Human B lymphocytes capable of spontaneous Ig production in short-term cultures. II. Relationship with the spontaneous DNA-synthesizing B cells

It has been previously demonstrated that normal nonimmunized individuals possess circulating and tissular B cells, which are capable of spontaneous immunoglobulin (Ig) production in short-term (3 days) cultures. We have also observed the occurrence of low levels of [3H]thymidine uptake early in such cultures. This work analyzes the relationship between both spontaneous B-cell functions in vitro: Kinetics studies revealed that both activities were temporarily related, as spontaneous DNA synthesis was maximal from 8 to 12 hr, and declined thereafter, when spontaneous Ig secretion was first detected in the culture supernatant: The abrogation of DNA synthesis at the culture initiation or during the period of early proliferation, but not after 24 hr, inhibited subsequent IgG secretion.
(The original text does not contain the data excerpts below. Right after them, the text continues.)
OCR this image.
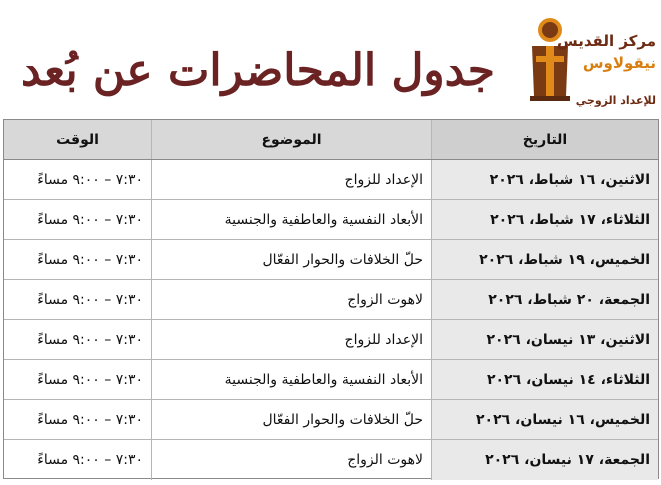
جدول المحاضرات عن بُعد
مركز القديس
نيقولاوس
للإعداد الزوجي
التاريخ
الموضوع
الوقت
الاثنين، ١٦ شباط، ٢٠٢٦
الإعداد للزواج
٧:٣٠ – ٩:٠٠ مساءً
الثلاثاء، ١٧ شباط، ٢٠٢٦
الأبعاد النفسية والعاطفية والجنسية
٧:٣٠ – ٩:٠٠ مساءً
الخميس، ١٩ شباط، ٢٠٢٦
حلّ الخلافات والحوار الفعّال
٧:٣٠ – ٩:٠٠ مساءً
الجمعة، ٢٠ شباط، ٢٠٢٦
لاهوت الزواج
٧:٣٠ – ٩:٠٠ مساءً
الاثنين، ١٣ نيسان، ٢٠٢٦
الإعداد للزواج
٧:٣٠ – ٩:٠٠ مساءً
الثلاثاء، ١٤ نيسان، ٢٠٢٦
الأبعاد النفسية والعاطفية والجنسية
٧:٣٠ – ٩:٠٠ مساءً
الخميس، ١٦ نيسان، ٢٠٢٦
حلّ الخلافات والحوار الفعّال
٧:٣٠ – ٩:٠٠ مساءً
الجمعة، ١٧ نيسان، ٢٠٢٦
لاهوت الزواج
٧:٣٠ – ٩:٠٠ مساءً
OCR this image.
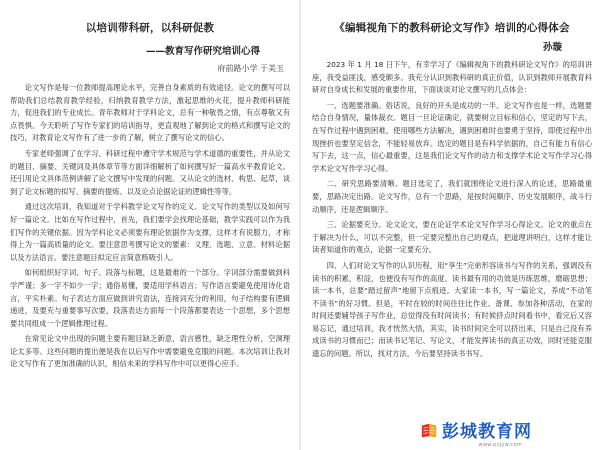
以培训带科研，以科研促教
——教育写作研究培训心得
府前路小学 于美玉

论文写作是每一位教师提高理论水平，完善自身素质的有效途径。论文的撰写可以帮助我们总结教育教学经验，归纳教育教学方法，激起思维的火花，提升教师科研能力，促进我们的专业成长。青年教师对于学科论文，总有一种敬畏之情，有点尊敬又有点畏惧。今天聆听了写作专家们的培训指导，更直观地了解到论文的格式和撰写论文的技巧，对教育论文写作有了进一步的了解，树立了撰写论文的信心。

专家老师强调了在学习、科研过程中遵守学术规范与学术道德的重要性，并从论文的题目、摘要、关键词及具体章节等方面详细解析了如何撰写好一篇高水平教育论文。还引用论文具体范例讲解了论文撰写中发现的问题。又从论文的选材、构思、起草，谈到了论文标题的拟写、摘要的提炼、以及论点论据论证的逻辑性等等。

通过这次培训，我知道对于学科教学论文写作的定义、论文写作的类型以及如何写好一篇论文。比如在写作过程中，首先，我们要学会找理论基础，教学实践可以作为我们写作的关键依据。因为学科论文必须要有理论依据作为支撑，这样才有说服力，才称得上为一篇高质量的论文。要注意思考撰写论文的要素：义理、选题、立意、材料论据以及方法语言。要注意题目拟定应言简意赅吸引人。

如何组织好字词、句子、段落与标题，这是最难的一个部分。字词部分需要做到科学严谨；多一字不如少一字；通俗易懂，要适用学科语言；写作语言要避免使用诗化语言，平实朴素。句子表达方面应做到讲究语法，连接词充分的利用，句子结构要有逻辑递进，及要充与重要事写次要，段落表达方面每一个段落都要表达一个思想，多个思想要共同组成一个逻辑推理过程。

在常见论文中出现的问题主要有题目缺乏新意，语言感性，缺乏理性分析，空洞理论太多等。这些问题的提出便是我在以后写作中需要避免克服的问题。本次培训让我对论文写作有了更加准确的认识，相信未来的学科写作中可以更得心应手。

《编辑视角下的教科研论文写作》培训的心得体会
孙璇

2023 年 1 月 18 日下午，有幸学习了《编辑视角下的教科研论文写作》的培训讲座，我受益匪浅，感受颇多。我充分认识到教科研的真正价值，认识到教师开展教育科研对自身成长和发展的重要作用，下面谈谈对论文撰写的几点体会：

一、选题要准确。俗话说，良好的开头是成功的一半。论文写作也是一样，选题要结合自身情况，量体裁衣。题目一旦论证确定，就要树立目标和信心，坚定的写下去，在写作过程中遇到困难，使用哪些方法解决，遇到困难时也要勇于坚持，即使过程中出现挫折也要坚定信念，不能轻易放弃。选定的题目是有科学依据的，自己有能力有信心写下去，这一点，信心最重要，这是我们论文写作的动力和支撑学术论文写作学习心得学术论文写作学习心得。

二、研究思路要清晰。题目选定了，我们就围绕论文进行深入的论述，思路最重要，思路决定出路。论文写作，总有一个思路，是按时间顺序、历史发展顺序，战斗行动顺序，还是逻辑顺序。

三、论据要充分。论文论文，要在论证学术论文写作学习心得论文。论文的重点在于解决为什么，可以不完整，但一定要完整出自己的观点，把道理讲明白，这样才能让读者知道你的观点，论据一定要充分。

四、人们对论文写作的认识历程，用“享生”完弟形容读书与写作的关系，强调没有读书的积累，积淀，也便没有写作的高度。读书最有用的功效是历练思维，磨砺思想；读一本书，总要“踏过留声”地留下点痕迹。大家读一本书，写一篇论文，养成“不动笔不读书”的好习惯。但是，平时在较的时间往往比作业、备课、参加各种活动，在家的时间还要辅导孩子写作业，总觉得没有时间读书；有时候挤点时间看书中，看完后又容易忘记，通过培训，我才恍然大悟，其实，读书时间完全可以挤出来，只是自己没有养成读书的习惯而已；而读书记笔记、写论文，才能发挥读书的真正功效，同时还能克服遗忘的问题。所以，找对方法，今后要坚持读书书写。

彭城教育网
www.pcjyw.com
The B cells responsible for spontaneous DNA synthesis and IgG secretion exhibited similar low densities, since both were recovered in the 42.5-45% Percoll fractions, and identical large size as determined by 1g sedimentation procedure, and in tonsil, were equally reactive with the BA-2 mouse monoclonal antibody. Finally, limiting dilution analysis showed that the precursor frequencies of both cells under study were similar. These results suggest that spontaneous DNA synthesis and IgG production are carried out by the same subset of in vivo-preactivated lymphoblastoid B cells.